Not that I’m totally on the same page (pun intended) as Ward. She started her journey through singledom reluctantly, expecting and hoping to become a partner and a mother, until it became clear that fate had other plans for her. I, on the other hand, never cared much one way or another if I were a partner or a parent. Her story is about coming to terms with her fate and learning not only to accept it, but to relish many aspects of her solitude.

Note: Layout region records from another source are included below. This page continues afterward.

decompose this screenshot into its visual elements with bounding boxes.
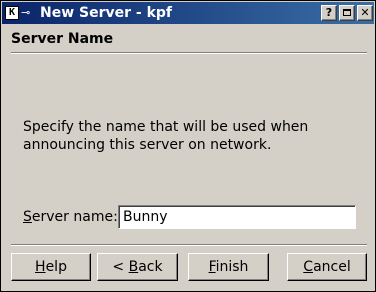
- pin-icon[interactable]: ⊸: [21, 6, 30, 20]
- dialog-window: K ⊸ New Server - kpf ? ✕ Server Name Spe…: [0, 0, 376, 292]
- maximize-icon[interactable]: [339, 5, 355, 21]
- help-icon[interactable]: ?: [321, 5, 337, 21]
- window-menu-icon[interactable]: K ⊸: [5, 5, 33, 21]
- title-bar[interactable]: K ⊸ New Server - kpf ? ✕: [2, 2, 374, 24]
- k-app-icon: K: [5, 6, 19, 20]
- help-button[interactable]: Help: [11, 253, 91, 281]
- page-title: Server Name: [11, 31, 114, 47]
- close-icon[interactable]: ✕: [357, 5, 373, 21]
- footer-divider: [11, 244, 367, 246]
- header-divider: [11, 52, 367, 54]
- cancel-button[interactable]: Cancel: [287, 253, 367, 281]
- server-name-label: Server name:: [23, 209, 118, 225]
- window-title: New Server - kpf: [40, 5, 173, 21]
- page-description: Specify the name that will be used when …: [23, 119, 309, 153]
- back-button[interactable]: < Back: [97, 253, 178, 281]
- finish-button[interactable]: Finish: [188, 253, 269, 281]
- server-name-input[interactable]: [118, 205, 356, 229]
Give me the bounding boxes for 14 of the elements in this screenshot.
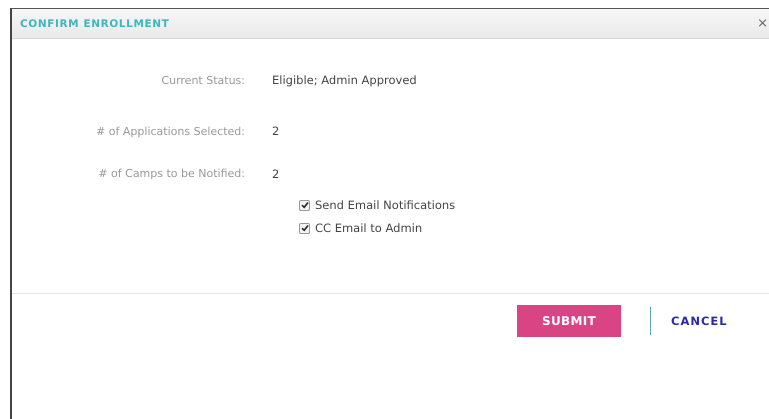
submit-button[interactable]: SUBMIT <box>517 305 621 337</box>
field-value: 2 <box>272 124 280 138</box>
field-label: # of Applications Selected: <box>95 124 246 138</box>
checkbox[interactable] <box>299 222 310 234</box>
field-value: Eligible; Admin Approved <box>272 73 417 87</box>
checkbox-label: CC Email to Admin <box>315 221 422 235</box>
checkbox-label: Send Email Notifications <box>315 198 456 212</box>
close-button[interactable]: × <box>757 17 768 30</box>
checkbox[interactable] <box>299 200 310 210</box>
field-value: 2 <box>272 166 280 181</box>
cancel-link[interactable]: CANCEL <box>671 314 728 328</box>
field-label: # of Camps to be Notified: <box>97 167 246 180</box>
field-label: Current Status: <box>160 74 246 86</box>
dialog-title: CONFIRM ENROLLMENT <box>20 18 170 30</box>
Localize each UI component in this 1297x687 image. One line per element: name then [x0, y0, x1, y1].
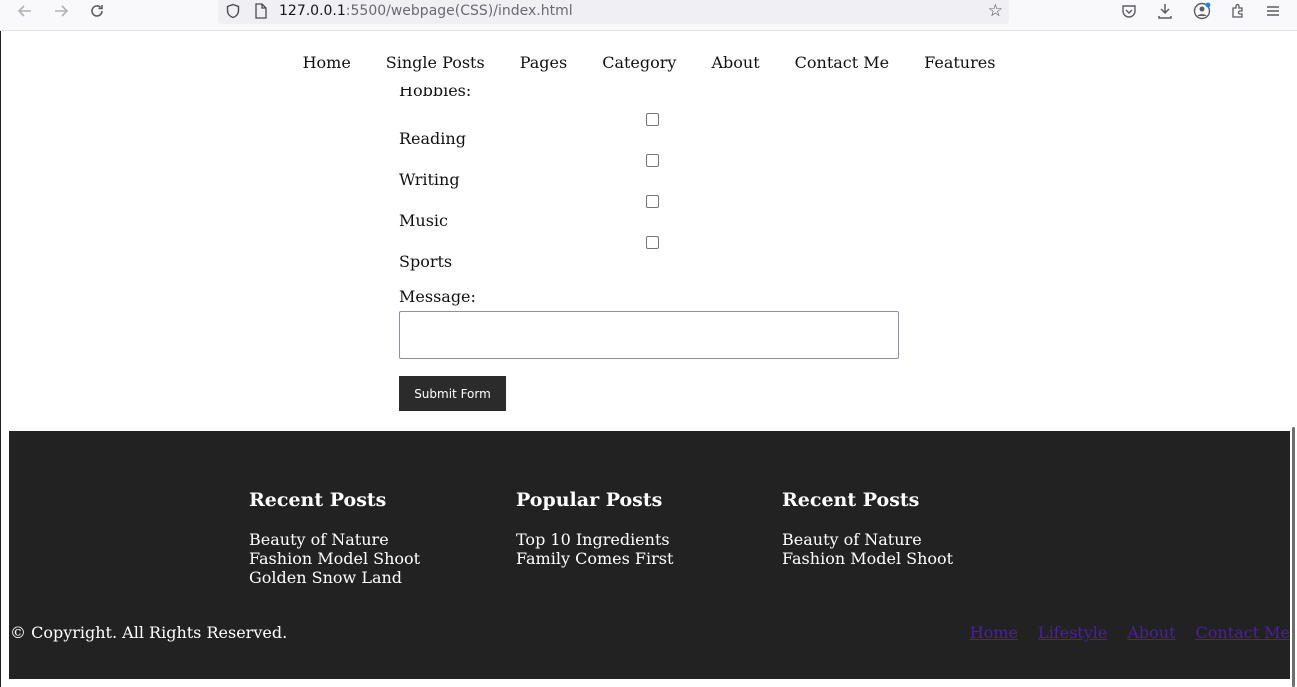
- footer-link[interactable]: Top 10 Ingredients: [516, 530, 673, 549]
- footer-link[interactable]: Family Comes First: [516, 549, 673, 568]
- writing-label: Writing: [399, 170, 460, 189]
- forward-arrow-icon[interactable]: [47, 0, 75, 22]
- footer-link-home[interactable]: Home: [970, 623, 1018, 642]
- footer-column-title: Popular Posts: [516, 489, 663, 511]
- message-textarea[interactable]: [399, 311, 899, 359]
- url-bar[interactable]: 127.0.0.1:5500/webpage(CSS)/index.html ☆: [218, 0, 1009, 24]
- page-edge: [0, 31, 1, 687]
- pocket-icon[interactable]: [1115, 0, 1143, 22]
- url-text[interactable]: 127.0.0.1:5500/webpage(CSS)/index.html: [279, 2, 573, 20]
- message-label: Message:: [399, 287, 476, 306]
- footer: Recent Posts Beauty of Nature Fashion Mo…: [9, 431, 1290, 679]
- footer-link-contact-me[interactable]: Contact Me: [1196, 623, 1290, 642]
- footer-link-about[interactable]: About: [1127, 623, 1175, 642]
- nav-about[interactable]: About: [711, 53, 759, 72]
- reading-checkbox[interactable]: [646, 113, 659, 126]
- sports-label: Sports: [399, 252, 453, 271]
- footer-link-lifestyle[interactable]: Lifestyle: [1038, 623, 1107, 642]
- nav-features[interactable]: Features: [924, 53, 995, 72]
- nav-single-posts[interactable]: Single Posts: [386, 53, 485, 72]
- sports-checkbox[interactable]: [646, 236, 659, 249]
- extensions-icon[interactable]: [1224, 0, 1252, 22]
- footer-column-popular-posts: Popular Posts Top 10 Ingredients Family …: [516, 487, 673, 568]
- footer-link[interactable]: Beauty of Nature: [782, 530, 953, 549]
- nav-pages[interactable]: Pages: [520, 53, 568, 72]
- browser-toolbar: 127.0.0.1:5500/webpage(CSS)/index.html ☆: [0, 0, 1297, 31]
- footer-column-title: Recent Posts: [782, 489, 920, 511]
- reading-label: Reading: [399, 129, 466, 148]
- footer-link[interactable]: Golden Snow Land: [249, 568, 420, 587]
- back-arrow-icon[interactable]: [11, 0, 39, 22]
- music-checkbox[interactable]: [646, 195, 659, 208]
- account-icon[interactable]: [1188, 0, 1216, 22]
- menu-icon[interactable]: [1259, 0, 1287, 22]
- submit-form-button[interactable]: Submit Form: [399, 376, 506, 411]
- shield-icon[interactable]: [223, 2, 243, 20]
- page-icon[interactable]: [251, 2, 271, 20]
- contact-form: Hobbies: Reading Writing Music Sports Me…: [399, 87, 919, 423]
- download-icon[interactable]: [1151, 0, 1179, 22]
- footer-link[interactable]: Fashion Model Shoot: [249, 549, 420, 568]
- footer-link[interactable]: Fashion Model Shoot: [782, 549, 953, 568]
- page-scrollbar[interactable]: [1292, 427, 1295, 687]
- writing-checkbox[interactable]: [646, 154, 659, 167]
- footer-column-recent-posts: Recent Posts Beauty of Nature Fashion Mo…: [249, 487, 420, 587]
- nav-contact-me[interactable]: Contact Me: [795, 53, 889, 72]
- footer-column-title: Recent Posts: [249, 489, 387, 511]
- footer-bottom-links: Home Lifestyle About Contact Me: [970, 623, 1290, 642]
- footer-column-recent-posts-2: Recent Posts Beauty of Nature Fashion Mo…: [782, 487, 953, 568]
- nav-home[interactable]: Home: [303, 53, 351, 72]
- main-nav: Home Single Posts Pages Category About C…: [1, 31, 1297, 93]
- hobbies-label: Hobbies:: [399, 87, 472, 100]
- reload-icon[interactable]: [83, 0, 111, 22]
- copyright-text: © Copyright. All Rights Reserved.: [10, 623, 288, 642]
- bookmark-star-icon[interactable]: ☆: [988, 1, 1003, 21]
- nav-category[interactable]: Category: [602, 53, 676, 72]
- footer-link[interactable]: Beauty of Nature: [249, 530, 420, 549]
- music-label: Music: [399, 211, 448, 230]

She pulls no punches in describing her roller-coaster journey from subtle pariah at the mommy-brunch (and recipient of the “frying-pan-for-one” present because it doesn’t look like she’ll “ever meet anyone”) to satisfied single whose solitude “endows an intimacy of one and a romance with the world”. Even for those of us like me who have always leaned towards single-at-heart, the process of recognizing and loving our solo selves can be a roller coaster, as we duck and dodge the prejudice society throws at us. Five stars say you’ll want to go along with Ward for her ride.
Contrary to what most believe, solitude is a direct path into a relentless intimacy with oneself. I have learnt to be kind. (She I Dare Not Name, 17)
Ward applies her poetic voice and powerful imagery to institutionalized singlism, meaning laws and commercial practices that blatantly and legally privilege married people. In other hands, this topic could come off dry: estate taxes, next of kin, social security. . . But don’t be foxed!** In She I Dare Not Name, LINK the topic is tinder waiting to conflagrate.